Losing records, family photos, contact information, etc. is actual harm. Nuking the zombies is not an option – especially, as thebelgianpanda points out, it’s illegal. Performing an illegal action to achieve a desirable result is still illegal. The better option is rendering the zombies harmless.

The people that own the zombied computers are not really to blame, they were sold an appliance that does not perform acceptably. Punishing them is not a good option.
- Ito Kagehisa
  
  But the zombie owners are aiding and abetting criminals who cause harm in excess of simply losing data. The fact that zombie owners are comitting crimes without knowledge argues that they should be given a wakeup call.
  
  And honestly, if wiping a hard drive is going to cause problems for someone, those problems were inevitable, because all hardware fails eventually and that person must not be keeping backups.
  
  The best solution would be the easiest and simplest; the big ISPs use their existing equipment to VLAN out infected machines (they are trivially easy to detect and react to given the resources of verizon, comcast, rogers, etc.) so that they can’t harm others. Unfortunately, this solution is being prevented by greed and incompetence.
  
  Nuking zombies is an option. I know this guy, a friend of mine, who could nuke at least two of the big botnets. Maybe more with some research. The question remains, should it be done? Thank you for your reponse, dculberson!
  - SamSam
    
    I know this guy, a friend of mine, who could nuke at least two of the big botnets. Maybe more with some research.
    
    Uh huh. Also, I have a friend who could totally crack the passwords to all the Russian nuclear launch codes, if he decided that it really should be done. Really, he told me.
SamSam

Sorry, but the analogy is ridiculous. No doctor or scientist gives children vaccinations believing that the child will be damaged but that it’s for “the good of society.” Rather, all the evidence show that the child’s risk without the vaccine is many many times greater than the risk of the vaccine. This would be true even if there were no further good. And how did we turn this into an anti-vaccination discussion?

Anyway…

@DeadWriter: To continue to explore the possibilities, however, even if they instructed the zombie computers to start visiting a dead IP address for their daily check-ins, can they be sure that there isn’t another piece of the code that is instructed to check a different IP address once a year, say? This would be for precisely this occasion: botnet master is down due to police action, but within a year it will be checking an IP address that isn’t even up yet?

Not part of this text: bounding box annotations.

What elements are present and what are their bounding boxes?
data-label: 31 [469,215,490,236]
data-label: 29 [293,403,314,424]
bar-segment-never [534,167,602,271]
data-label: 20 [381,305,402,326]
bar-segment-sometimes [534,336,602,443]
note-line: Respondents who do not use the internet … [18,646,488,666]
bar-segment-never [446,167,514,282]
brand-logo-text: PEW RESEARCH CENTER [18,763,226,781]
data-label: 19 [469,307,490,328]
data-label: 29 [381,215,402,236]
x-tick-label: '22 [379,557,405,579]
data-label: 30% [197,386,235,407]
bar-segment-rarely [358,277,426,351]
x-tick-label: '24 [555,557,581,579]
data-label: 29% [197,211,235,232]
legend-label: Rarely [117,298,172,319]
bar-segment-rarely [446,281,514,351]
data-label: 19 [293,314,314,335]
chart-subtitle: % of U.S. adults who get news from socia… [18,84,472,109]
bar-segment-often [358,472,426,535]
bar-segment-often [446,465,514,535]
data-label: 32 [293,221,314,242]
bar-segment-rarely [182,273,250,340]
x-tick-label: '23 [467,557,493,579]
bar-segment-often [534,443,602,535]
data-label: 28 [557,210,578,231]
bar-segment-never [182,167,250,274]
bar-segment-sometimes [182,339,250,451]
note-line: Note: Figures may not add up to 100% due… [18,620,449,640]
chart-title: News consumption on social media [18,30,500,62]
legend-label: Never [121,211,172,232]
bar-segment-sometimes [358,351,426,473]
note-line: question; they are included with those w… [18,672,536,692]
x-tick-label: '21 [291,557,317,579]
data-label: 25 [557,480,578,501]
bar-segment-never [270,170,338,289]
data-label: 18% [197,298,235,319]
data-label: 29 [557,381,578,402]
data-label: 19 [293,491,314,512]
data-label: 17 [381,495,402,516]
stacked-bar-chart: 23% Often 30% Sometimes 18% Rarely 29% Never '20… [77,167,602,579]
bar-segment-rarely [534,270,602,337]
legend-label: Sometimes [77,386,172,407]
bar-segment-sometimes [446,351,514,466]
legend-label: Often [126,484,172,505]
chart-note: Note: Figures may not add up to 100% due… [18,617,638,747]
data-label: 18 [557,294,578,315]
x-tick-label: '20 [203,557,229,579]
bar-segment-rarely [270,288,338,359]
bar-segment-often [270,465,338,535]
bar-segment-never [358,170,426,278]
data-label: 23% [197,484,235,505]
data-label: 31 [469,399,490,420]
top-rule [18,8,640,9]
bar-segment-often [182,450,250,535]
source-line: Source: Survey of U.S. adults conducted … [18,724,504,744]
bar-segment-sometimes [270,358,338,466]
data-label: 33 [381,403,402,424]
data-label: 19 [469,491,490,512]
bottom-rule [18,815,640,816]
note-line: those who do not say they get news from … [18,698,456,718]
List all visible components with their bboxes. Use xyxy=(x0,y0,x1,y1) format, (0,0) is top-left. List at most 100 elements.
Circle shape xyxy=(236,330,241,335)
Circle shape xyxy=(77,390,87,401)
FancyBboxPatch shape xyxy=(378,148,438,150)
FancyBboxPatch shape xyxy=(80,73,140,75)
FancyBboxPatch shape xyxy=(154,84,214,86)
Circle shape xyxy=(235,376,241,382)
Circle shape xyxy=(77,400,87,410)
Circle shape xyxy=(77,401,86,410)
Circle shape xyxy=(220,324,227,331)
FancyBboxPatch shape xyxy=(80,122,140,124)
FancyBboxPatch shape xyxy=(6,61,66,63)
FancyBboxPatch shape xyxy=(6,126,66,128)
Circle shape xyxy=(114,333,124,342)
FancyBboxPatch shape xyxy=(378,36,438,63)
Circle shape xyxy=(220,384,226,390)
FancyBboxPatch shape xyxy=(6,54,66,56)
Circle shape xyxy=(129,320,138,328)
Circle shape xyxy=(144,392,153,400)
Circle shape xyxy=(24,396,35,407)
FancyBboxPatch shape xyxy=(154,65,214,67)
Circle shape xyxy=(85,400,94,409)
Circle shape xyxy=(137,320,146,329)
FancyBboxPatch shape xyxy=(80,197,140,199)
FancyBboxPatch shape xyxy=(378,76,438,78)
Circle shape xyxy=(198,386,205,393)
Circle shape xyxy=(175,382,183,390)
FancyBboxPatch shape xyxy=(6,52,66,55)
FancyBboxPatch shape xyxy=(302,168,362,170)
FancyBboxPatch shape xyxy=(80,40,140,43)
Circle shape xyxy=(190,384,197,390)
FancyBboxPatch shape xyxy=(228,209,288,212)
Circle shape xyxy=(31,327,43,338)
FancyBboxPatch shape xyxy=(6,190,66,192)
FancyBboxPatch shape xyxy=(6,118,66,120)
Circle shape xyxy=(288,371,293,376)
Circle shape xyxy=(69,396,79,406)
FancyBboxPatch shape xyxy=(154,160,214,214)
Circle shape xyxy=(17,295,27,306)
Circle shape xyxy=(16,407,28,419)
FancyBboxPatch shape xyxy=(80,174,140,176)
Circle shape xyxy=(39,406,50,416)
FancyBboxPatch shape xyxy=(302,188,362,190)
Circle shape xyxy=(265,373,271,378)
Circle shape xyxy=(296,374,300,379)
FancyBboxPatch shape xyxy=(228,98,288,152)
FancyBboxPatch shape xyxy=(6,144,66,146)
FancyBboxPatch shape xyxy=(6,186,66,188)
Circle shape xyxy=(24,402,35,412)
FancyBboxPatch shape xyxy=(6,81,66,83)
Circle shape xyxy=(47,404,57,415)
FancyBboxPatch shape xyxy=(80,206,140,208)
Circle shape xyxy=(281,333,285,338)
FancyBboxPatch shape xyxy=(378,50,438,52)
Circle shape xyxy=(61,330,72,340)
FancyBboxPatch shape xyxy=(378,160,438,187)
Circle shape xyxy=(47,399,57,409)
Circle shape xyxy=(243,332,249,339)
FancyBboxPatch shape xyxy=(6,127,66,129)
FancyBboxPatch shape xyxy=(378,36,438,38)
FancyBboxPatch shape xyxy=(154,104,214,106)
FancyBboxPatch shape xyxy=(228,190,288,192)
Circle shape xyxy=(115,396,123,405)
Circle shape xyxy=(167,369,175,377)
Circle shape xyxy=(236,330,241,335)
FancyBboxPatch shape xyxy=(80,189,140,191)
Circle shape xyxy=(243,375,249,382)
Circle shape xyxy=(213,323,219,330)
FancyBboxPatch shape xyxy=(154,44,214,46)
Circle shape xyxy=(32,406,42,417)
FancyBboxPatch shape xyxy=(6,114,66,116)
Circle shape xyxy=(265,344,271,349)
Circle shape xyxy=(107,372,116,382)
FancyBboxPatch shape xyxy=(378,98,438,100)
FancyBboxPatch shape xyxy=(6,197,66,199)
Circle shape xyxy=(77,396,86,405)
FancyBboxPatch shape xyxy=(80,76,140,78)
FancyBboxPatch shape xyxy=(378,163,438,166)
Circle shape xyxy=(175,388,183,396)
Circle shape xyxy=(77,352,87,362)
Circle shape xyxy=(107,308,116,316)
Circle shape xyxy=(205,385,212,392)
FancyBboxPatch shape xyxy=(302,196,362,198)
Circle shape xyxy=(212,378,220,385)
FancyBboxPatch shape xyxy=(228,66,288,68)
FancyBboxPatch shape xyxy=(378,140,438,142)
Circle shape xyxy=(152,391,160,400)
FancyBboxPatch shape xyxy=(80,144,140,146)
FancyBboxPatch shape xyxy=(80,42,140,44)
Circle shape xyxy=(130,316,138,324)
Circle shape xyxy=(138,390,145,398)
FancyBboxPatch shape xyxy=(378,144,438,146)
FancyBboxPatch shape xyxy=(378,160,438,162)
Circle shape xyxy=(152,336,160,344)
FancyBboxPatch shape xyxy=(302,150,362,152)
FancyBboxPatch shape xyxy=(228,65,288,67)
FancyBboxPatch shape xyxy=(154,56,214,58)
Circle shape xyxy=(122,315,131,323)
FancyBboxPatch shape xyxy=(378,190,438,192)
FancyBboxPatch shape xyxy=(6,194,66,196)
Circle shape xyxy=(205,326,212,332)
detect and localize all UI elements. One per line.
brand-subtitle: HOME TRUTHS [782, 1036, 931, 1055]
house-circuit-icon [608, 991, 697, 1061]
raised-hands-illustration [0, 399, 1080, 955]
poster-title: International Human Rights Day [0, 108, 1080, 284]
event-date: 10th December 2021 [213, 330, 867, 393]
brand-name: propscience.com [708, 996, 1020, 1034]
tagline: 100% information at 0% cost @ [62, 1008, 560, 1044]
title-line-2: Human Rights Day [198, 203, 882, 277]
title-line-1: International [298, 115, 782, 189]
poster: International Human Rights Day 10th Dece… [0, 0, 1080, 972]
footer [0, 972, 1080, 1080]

It may sound unreasonable, but were they ever even able to crack which IP addresses the Conficker worm will check next? As far as I know, they haven’t, so that botnet is still completely active.
- Ito Kagehisa
  
  I am not anti-vaccination, my kids are vaccinated against quite a number of diseases. Please don’t leap to unwarranted conclusions. Perhaps you can come up with a better comparison? Because if you can’t, I’m going to run with this one.
  
  I think you are implying that “it’s not a good comparison because while doctors know a very small percentage of children will be harmed by vaccinations, wiping the hard drives of zombie PCs will harm 100 percent of them.” Right?
  
  I disagree. The percentage of people who would be physically harmed by wiping the zombie PCs might well be less than the percentage of people physically harmed by vaccines; in both cases, it’s a very small number. Just as vaccinating children decreases the overall number of children harmed by disease, wiping the drives of zombie PCs would certainly decrease the overall number of computer owners harmed by botnets.
  
  A great number of people would be inconvenienced if we cleaned up the Internet by killing the botnet zombies. I am inconvenienced by having to vaccinate. Some people say, “so what? Kill the disease!” Can we discuss botnets in that light? Is it legitimate to kill off the boxes of people who cannot secure them, since the big ISPs refuse to put them in quarantine where they belong?
  
  Got any better analogies yet? I almost said “leper colonies” instead of “quarantine”, and I’m sure that would have triggered somebody.